Hey, I get it, I really do. You’re young, you’re healthy and you think you’re invincible, so masks are unnecessary except at Halloween parties with a lame medical theme.
Every afternoon around 4 o’clock, I walk the dog. She needs to maintain her relationship with fire hydrants, grass and foliage, and I desperately need to get out of the house. I am never without a mask, even though they fog up my glasses and I look like a befuddled, inappropriately dressed surgeon who got lost on his way to the OR.
It seemed like quite a lot of you wore them at first, but gradually many of you stopped. I don’t know if this is because you’re unable to grasp the notion that their purpose is to protect others (and to an extent, you) or because the Insta vendors ran out of cool colors or because you’re too vain to allow a mask to obscure your Look-At-Me-I’m-Like-So-Hot-I-Can’t-Stand-It facial features.
Some of you even persist in walking down the middle of the sidewalk, so it is I who must scurry into the street to achieve the mandatory 6-foot distance. My dog isn’t wild about that either. She prefers grass to pavement.
As for you maskless joggers — do you not realize that your heavier than normal exhalations are sending a virtually continuous Hollywood spit take into the atmosphere?
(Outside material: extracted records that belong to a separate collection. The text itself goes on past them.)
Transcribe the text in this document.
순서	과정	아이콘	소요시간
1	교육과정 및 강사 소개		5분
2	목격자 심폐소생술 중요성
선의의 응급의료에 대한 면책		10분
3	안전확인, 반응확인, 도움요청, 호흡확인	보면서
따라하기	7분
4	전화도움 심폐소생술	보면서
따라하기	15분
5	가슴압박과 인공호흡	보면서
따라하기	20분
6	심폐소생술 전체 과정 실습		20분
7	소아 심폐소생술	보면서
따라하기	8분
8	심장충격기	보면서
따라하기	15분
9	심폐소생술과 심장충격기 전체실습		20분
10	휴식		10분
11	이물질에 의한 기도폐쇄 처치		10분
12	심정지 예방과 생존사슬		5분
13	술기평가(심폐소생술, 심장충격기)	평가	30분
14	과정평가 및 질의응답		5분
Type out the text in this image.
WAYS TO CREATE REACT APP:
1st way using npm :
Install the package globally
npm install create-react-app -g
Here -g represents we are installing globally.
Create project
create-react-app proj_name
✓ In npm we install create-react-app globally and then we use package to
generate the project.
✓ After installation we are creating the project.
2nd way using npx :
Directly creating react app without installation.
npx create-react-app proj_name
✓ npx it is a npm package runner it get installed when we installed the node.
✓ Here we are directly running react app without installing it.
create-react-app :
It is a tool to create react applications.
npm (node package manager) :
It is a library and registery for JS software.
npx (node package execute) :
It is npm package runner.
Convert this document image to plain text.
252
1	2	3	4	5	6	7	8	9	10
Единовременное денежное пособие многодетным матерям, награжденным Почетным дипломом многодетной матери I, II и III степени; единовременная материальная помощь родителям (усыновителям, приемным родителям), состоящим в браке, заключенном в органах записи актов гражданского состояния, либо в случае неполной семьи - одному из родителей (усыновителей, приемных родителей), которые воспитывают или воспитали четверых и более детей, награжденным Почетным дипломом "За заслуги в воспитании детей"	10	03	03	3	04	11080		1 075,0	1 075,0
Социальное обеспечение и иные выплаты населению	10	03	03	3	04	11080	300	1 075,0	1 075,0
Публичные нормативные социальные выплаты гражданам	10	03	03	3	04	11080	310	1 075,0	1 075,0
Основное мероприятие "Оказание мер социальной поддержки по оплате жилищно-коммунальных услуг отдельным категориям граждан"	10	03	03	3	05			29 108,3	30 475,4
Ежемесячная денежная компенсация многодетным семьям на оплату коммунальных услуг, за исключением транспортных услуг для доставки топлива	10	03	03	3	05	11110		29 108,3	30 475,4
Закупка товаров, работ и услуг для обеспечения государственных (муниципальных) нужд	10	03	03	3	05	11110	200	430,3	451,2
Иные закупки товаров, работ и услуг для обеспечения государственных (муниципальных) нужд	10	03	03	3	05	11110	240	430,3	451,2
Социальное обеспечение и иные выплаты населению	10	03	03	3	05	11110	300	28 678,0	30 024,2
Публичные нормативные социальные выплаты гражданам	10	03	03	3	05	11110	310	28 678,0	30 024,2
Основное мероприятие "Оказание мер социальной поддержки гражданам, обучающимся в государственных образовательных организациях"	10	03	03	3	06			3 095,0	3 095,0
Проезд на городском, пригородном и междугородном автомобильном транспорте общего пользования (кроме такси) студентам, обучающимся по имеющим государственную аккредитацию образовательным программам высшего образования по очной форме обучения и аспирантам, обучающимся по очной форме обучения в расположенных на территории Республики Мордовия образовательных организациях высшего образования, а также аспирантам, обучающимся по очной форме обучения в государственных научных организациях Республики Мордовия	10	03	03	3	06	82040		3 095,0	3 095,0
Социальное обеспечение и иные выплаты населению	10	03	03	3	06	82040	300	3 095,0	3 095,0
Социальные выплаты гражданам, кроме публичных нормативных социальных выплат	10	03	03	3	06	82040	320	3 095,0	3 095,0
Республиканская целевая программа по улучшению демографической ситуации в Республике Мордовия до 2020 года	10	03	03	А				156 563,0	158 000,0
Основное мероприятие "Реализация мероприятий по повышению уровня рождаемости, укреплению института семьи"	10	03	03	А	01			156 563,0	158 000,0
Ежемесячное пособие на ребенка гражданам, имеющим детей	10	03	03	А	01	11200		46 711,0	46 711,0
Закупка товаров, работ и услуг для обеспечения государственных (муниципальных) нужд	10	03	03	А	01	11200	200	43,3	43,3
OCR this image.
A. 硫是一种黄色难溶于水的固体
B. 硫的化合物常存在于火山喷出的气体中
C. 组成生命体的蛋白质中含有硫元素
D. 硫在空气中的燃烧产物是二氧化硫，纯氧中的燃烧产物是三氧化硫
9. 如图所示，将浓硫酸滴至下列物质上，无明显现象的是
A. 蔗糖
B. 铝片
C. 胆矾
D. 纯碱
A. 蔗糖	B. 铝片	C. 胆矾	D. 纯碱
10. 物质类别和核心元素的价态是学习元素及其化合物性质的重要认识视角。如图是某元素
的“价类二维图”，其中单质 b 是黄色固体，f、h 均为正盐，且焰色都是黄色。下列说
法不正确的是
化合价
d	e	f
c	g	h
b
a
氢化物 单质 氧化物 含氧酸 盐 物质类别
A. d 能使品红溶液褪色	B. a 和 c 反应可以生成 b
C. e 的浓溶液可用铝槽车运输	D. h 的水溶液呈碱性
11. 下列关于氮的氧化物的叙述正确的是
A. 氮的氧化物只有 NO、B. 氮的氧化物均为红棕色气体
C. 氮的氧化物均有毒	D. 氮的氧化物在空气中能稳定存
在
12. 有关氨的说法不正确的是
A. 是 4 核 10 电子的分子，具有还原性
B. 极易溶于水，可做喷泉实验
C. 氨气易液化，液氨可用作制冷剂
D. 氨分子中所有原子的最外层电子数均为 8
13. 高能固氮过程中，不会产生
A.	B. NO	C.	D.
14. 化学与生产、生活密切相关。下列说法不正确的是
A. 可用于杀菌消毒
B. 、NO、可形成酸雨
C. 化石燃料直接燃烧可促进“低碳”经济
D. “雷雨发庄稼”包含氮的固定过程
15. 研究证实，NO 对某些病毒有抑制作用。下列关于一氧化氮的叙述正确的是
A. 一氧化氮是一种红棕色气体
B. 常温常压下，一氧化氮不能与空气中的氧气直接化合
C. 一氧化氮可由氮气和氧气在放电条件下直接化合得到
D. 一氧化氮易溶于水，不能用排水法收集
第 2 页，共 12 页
The sun is out, but it’s raining horizontally.
Here’s the thing. If one of you gives it to me, I could give it to five of your friends before I take that scenic ride in the COVID-19 freezer truck.
I used to think I was invincible too until I got a godawful case of the Swine Flu when I was 25 and spent a week crawling to the bathroom, eating carpet pile on the way and asking my friends if they knew any weed dealers who sold cyanide.
Guess what? COVID-19 is a LOT worse than Swine Flu. I know a 21-year-old guy — no health problems, works out, even eats kale — who got it, and he said the misery was so intense it felt like an invisible psychotic wearing steel-toed boots was kicking every inch of his body incessantly for two weeks while holding his head in a convection oven set on “BAKE.” Also, his lungs had made it clear that they would prefer to live outside of his body.
Here’s another unpleasant surprise for you. Where I live, in Los Angeles, almost three times as many people between 0 and 40 have been testing positive than the over-65 group. Sure, we senior types croak more often, but the rising ratios don’t look so great for you, either.
Which is not to say that my generation is perfect. Far from it. For starters, we destroyed the planet, which, granted, was kind of a screw-up. And those who occupy the seats in the cretin section of our age group don’t wear masks, either.
But most of us who do wear masks don’t think we’re invincible anymore, and we’ve been around long enough to know that you’re not, either. I realize it’s hard for a 20-year-old to imagine, but one day, just like us, the topics that will inevitably creep into your conversations will be about colonoscopies, MRIs and the heartbreak of psoriasis.
Granted, it’s wonderful to feel invincible. Cherish it while it lasts, but don’t push your luck — wear the damn mask.
John Blumenthal, an author and former magazine editor, has also written for Salon and Huffington Post.